We're thrilled to welcome Heather to the ėVölva team. She specializes in sex and intimacy, and she's exactly the kind of therapist you want sitting across from you when the thing you need to talk about is the thing you've been most afraid to name.

A therapist for the things nobody says out loud

Heather Barker, B.Sc, MACP, is a Sex Therapist and Mindfulness Practitioner with a certification in neurodivergence. People sometimes call her a taboo therapist, and she'll happily take the title. It just means there's no part of your inner life that's off the table with her — no desire too strange, no question too embarrassing, no part of your story too tangled or too tender to bring into the room.

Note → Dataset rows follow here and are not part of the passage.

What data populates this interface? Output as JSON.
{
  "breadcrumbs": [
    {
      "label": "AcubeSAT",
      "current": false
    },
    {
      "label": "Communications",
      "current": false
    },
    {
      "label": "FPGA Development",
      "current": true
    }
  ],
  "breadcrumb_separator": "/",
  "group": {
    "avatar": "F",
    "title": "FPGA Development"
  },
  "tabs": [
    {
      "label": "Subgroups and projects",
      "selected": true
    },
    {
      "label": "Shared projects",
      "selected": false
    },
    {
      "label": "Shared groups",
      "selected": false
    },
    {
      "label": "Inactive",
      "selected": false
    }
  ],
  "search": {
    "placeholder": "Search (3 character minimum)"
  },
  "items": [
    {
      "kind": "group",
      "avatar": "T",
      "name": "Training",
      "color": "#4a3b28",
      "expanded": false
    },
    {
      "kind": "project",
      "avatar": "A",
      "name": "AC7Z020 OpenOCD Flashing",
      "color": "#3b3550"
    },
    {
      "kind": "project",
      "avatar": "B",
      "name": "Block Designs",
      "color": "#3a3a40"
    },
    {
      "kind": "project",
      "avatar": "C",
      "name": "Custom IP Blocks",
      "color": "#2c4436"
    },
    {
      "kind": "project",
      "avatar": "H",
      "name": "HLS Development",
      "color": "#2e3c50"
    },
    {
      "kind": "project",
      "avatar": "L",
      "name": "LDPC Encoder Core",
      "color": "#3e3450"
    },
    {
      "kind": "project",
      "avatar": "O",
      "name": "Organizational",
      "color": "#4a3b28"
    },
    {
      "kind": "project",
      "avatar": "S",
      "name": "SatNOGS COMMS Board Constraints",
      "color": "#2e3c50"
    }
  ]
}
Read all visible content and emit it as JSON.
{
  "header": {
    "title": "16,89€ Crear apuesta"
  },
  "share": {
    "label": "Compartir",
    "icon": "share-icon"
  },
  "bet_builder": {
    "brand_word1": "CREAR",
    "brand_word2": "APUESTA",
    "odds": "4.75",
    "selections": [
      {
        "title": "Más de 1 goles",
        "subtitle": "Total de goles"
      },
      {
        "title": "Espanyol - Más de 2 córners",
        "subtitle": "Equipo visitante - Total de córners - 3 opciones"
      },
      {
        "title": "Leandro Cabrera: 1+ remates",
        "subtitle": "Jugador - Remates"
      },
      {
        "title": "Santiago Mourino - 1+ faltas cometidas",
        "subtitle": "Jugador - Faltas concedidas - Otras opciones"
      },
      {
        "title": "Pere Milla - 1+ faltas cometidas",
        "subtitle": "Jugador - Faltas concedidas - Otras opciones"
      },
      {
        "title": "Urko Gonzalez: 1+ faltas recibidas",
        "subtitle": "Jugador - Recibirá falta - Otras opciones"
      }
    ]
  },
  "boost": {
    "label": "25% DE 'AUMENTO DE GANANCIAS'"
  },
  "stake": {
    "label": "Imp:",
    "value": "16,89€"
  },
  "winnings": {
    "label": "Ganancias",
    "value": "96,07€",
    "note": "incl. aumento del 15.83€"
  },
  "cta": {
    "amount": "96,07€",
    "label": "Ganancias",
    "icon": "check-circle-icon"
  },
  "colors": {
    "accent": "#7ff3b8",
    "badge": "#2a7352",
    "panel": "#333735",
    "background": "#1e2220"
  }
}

So much of what we carry around sex and intimacy never gets spoken because we've quietly decided it's not allowed. The fantasy we're ashamed of. The wanting that feels like too much, or the wanting that's gone missing entirely. The version of ourselves we packed away somewhere along the line because it didn't fit the script. Heather's whole practice is built around the radical idea that these things deserve daylight — and that you deserve to be met with care when you finally set them down.

What anchors her work

Underneath everything Heather does is a single, steady belief: shame loses its grip the moment something gets spoken in a room where it's met with care instead of a flinch.

That's the quiet engine of her work. Not techniques, not homework, not a clever reframe — though all of that has its place. The real medicine is being seen. Being able to say the unspeakable thing and watch it land in front of someone who doesn't recoil, doesn't judge, doesn't rush to fix you. For a lot of people, that experience alone is the beginning of something loosening.

Maybe you've noticed you can't quite move through life with any fluidity. Maybe you look around at the people closest to you and still feel alone in your own thoughts and feelings. Maybe somewhere along the way you gave up on who you are, or decided some part of you wasn't allowed. Heather's answer to all of that is the same: it's okay. Breathe. We can work with this.

How Heather Works with Clients

Heather describes her approach as deeply relational and, honestly, nurturing by design. She doesn't believe in handing everyone the same map and sending them off to follow it. We all see the world through a different lens, so instead she builds something with you — a mutual map, drawn together, that fits the person you actually are rather than the person a textbook assumes you to be.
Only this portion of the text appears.